When you tell me how high “Up” is, I’ll answer your question…:slight_smile:

Your question is poorly worded, and that is one reason why you are getting few replies.

It is dead easy to make a Vex bot follow any thing, if you know where the thing is.

It is big-time hard to implement a sensor that will tell the vex bot, in 3 dimensions, with “good” accuracy and precision, where that “thing” is; and also be able to distinguish (often enough) the thing from other similar objects

You need to start thinking about ways to remotely (no contact) sense the properties/presence of an object, and about ways to convert the sensor(s) measurements into an estimate of the object’s location.

Narrow your question down to some specifics and I suspect folks will be able to help you brainstorm a good approach.


I’d say you use two ultrasonic sensors and put one on the robot and wire up one and put it on you somewhere

… only would it have to be pointing at the robot…


I appreciate the help guys, sorry if i sounded like a jerk. I have learned a lot from this site in a short amount of time.

I would put very bright IR LEDs on the back of my shirt and use a vex line tracker kit. The line tracker kit senses IR light and since three come in a pack, it may be easier to detect the location of your IR shirt.

PS this may also work with tracking IR from remotes

Hope this helps!:smiley:

I would try RFID, you would have to adapt your own sensor but with a combination of the iultrasonic sensor I believe you could make a pretty good system.

Or have a tracking system on you and then have it send data wirelessly to the robot, then the robot moves based on your path.

I would personally use a heat seeking sensor that could detect you (human body temperature) and follow you around. THis can be done because there was an article in Robot Magazine about a robot that was programmed to follow a cat.:slight_smile:

Good luck


that would be amazing!

I have been looking to do the same thing. I found this

and it’s just the thing, except I don’t need the horsepower that this thing has. I would also like to make some design changes, etc.

I am curious as to what you want to use this for?

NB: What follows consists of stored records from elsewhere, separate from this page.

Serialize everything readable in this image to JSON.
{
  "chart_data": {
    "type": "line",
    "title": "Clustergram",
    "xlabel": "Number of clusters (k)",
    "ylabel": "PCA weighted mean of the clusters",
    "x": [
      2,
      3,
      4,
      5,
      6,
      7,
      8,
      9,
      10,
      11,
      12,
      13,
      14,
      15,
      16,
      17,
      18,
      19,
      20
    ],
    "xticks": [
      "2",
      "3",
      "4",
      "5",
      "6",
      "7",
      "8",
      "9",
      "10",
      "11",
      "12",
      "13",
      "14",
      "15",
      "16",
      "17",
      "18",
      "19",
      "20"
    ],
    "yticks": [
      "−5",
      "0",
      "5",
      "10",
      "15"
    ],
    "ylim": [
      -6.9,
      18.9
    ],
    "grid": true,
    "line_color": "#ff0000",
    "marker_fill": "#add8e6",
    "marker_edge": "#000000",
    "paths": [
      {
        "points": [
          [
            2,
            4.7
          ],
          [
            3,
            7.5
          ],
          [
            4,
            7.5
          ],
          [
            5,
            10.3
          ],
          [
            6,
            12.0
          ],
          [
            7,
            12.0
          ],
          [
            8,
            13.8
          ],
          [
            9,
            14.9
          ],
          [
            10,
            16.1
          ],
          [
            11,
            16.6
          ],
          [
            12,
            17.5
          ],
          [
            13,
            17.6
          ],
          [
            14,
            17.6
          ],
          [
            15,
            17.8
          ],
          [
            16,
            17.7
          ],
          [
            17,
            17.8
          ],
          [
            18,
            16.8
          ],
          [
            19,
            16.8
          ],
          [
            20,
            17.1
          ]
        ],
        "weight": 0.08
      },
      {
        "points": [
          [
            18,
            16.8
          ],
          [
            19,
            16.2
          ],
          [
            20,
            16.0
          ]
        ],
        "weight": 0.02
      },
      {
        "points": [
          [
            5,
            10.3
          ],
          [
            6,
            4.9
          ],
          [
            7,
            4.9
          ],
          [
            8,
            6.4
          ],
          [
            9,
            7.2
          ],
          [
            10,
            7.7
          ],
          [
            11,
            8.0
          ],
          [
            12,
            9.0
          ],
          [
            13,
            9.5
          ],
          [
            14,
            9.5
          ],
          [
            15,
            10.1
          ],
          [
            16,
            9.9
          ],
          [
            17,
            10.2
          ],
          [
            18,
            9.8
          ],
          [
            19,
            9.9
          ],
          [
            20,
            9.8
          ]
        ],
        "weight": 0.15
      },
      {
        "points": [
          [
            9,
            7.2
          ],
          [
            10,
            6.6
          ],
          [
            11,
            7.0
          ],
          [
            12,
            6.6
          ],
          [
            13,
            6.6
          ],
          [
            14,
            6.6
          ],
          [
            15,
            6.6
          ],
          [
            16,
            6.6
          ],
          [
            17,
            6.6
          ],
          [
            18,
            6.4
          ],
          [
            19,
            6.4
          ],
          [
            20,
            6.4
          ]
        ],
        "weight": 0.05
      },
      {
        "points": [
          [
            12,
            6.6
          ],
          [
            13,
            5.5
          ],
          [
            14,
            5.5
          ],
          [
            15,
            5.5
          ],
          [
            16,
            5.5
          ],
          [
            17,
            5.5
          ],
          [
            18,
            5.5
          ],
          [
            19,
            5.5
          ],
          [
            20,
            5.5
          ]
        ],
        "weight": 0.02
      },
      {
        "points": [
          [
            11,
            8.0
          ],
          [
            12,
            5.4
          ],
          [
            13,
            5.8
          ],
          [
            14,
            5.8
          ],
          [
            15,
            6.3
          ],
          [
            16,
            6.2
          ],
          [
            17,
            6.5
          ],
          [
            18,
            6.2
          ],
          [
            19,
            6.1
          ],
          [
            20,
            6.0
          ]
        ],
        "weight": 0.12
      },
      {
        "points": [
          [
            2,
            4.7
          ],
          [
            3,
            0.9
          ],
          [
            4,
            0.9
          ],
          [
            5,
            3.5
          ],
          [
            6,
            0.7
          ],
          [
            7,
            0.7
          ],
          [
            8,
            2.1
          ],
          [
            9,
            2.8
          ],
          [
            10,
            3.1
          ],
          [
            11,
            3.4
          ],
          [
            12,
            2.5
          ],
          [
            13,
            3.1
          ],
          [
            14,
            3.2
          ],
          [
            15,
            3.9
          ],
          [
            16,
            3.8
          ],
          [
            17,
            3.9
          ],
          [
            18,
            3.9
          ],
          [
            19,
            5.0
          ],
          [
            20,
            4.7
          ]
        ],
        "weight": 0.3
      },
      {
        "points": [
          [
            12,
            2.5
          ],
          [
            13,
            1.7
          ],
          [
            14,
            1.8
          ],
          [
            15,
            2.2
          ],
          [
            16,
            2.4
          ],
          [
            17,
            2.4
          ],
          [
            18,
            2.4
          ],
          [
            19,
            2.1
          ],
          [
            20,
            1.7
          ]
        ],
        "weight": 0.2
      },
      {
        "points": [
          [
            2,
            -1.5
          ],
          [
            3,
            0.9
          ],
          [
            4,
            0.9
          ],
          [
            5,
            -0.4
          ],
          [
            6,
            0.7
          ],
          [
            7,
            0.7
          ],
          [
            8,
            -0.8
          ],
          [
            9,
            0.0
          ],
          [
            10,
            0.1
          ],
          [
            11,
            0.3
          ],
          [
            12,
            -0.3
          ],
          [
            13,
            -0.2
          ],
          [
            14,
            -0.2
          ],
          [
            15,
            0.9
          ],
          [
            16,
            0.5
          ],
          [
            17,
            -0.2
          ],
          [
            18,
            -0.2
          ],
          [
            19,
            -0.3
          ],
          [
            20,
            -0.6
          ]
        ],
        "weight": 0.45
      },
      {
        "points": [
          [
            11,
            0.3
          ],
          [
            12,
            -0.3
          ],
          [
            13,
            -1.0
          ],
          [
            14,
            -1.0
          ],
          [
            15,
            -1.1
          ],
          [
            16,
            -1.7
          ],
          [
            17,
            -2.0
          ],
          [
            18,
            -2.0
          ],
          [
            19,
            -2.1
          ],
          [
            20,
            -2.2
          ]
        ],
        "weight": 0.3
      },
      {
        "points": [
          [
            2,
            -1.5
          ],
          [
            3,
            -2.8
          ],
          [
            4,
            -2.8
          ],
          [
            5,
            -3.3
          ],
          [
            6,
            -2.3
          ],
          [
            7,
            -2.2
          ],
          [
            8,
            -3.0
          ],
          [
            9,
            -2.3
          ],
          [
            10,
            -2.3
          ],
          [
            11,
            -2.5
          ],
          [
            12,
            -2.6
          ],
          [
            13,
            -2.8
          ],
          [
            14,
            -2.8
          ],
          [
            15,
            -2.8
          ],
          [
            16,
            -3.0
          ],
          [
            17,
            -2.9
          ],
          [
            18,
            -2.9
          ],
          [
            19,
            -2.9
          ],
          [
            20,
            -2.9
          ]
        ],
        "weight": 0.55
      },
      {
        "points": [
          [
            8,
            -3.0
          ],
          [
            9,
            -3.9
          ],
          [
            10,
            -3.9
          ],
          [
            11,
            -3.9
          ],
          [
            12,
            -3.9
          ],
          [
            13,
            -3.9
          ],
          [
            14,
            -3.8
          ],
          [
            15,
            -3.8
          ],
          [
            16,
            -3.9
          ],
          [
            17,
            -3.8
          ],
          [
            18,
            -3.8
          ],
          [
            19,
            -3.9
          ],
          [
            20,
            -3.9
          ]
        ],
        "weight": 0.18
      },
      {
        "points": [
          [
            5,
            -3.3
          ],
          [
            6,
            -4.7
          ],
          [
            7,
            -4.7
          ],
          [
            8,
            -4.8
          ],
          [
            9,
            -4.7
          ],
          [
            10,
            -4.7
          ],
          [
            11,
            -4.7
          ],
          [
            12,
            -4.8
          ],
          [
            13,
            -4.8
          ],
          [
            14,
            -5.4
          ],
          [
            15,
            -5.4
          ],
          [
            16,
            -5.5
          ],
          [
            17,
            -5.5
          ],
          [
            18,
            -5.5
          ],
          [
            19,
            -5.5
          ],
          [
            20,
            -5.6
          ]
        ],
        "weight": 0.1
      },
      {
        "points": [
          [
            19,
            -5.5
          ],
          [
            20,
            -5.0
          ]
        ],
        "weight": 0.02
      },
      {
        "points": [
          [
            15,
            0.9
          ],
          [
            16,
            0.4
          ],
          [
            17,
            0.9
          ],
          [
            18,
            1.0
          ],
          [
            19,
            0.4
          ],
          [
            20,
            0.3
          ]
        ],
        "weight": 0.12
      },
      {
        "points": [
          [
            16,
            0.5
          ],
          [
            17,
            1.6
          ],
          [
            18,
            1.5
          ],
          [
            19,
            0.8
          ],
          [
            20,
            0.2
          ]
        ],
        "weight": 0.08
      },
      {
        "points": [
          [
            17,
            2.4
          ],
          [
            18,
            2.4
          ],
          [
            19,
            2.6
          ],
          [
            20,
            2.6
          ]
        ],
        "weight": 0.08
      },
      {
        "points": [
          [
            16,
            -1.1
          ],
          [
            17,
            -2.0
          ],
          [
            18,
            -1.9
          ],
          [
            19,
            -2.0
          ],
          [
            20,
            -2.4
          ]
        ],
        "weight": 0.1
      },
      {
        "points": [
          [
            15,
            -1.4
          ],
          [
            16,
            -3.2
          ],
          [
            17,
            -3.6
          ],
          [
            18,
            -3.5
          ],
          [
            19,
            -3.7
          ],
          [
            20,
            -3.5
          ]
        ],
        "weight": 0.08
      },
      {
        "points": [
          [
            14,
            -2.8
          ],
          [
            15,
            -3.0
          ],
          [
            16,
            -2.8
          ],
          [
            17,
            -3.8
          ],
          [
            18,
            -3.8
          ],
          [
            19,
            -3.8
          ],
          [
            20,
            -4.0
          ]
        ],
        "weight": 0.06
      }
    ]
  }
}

I would try RFID, you would have to adapt your own sensor but with a combination of the iultrasonic sensor I believe you could make a pretty good system.

Method 1
I think using two ultrasonic sensors separated by about 1 foot would give you enough angle resolution to do pursuit tracking. Use one sensor to trigger a pulse and then measure the time difference between the two receiver return signals using interrupts. This is a technique of passive angle detection. Assuming you can resolve distances of about 1 inch, this would give you about 5 deg angle resolution. The angle = arcsin(d/l) where l is the sensor separation and d is the difference in distance computed by multiplying the time difference by the speed of sound. You can do the ranging to target based on either sensor using the normal ultrasonic ranging software.

So hook up both sensor receivers to the interrupt ports as usual and measure the time between interrupts after the ranging pulse has been sent.

This requires that the receivers of both sensors be active continuously. I think this is the case but not sure.

It might be possible to double the range by using a sonic transponder on the target. However, timing delays in the transponder… i. e. receiving a pulse, and then triggering an echo pulse would have to known and be very repeatable over time.

Method 2:
This requires a hardware front end that can measure phase difference between two continuous sonic waves. The target is given a transmitter that transmits continuously and using closely spaced sonic receivers (less than .5 wavelength) , you can measure the phase difference using a phase discriminator. This phase is proportional to “d” and angle is again arcsin(d/l).
You might use a carrier of around 15khz (about .8 in wavelength) and put the sensors about .4 inches apart. This would give you double the range capability since it is one way. As you got in close, you could be using the vex 40khz sonic ranging to measure range.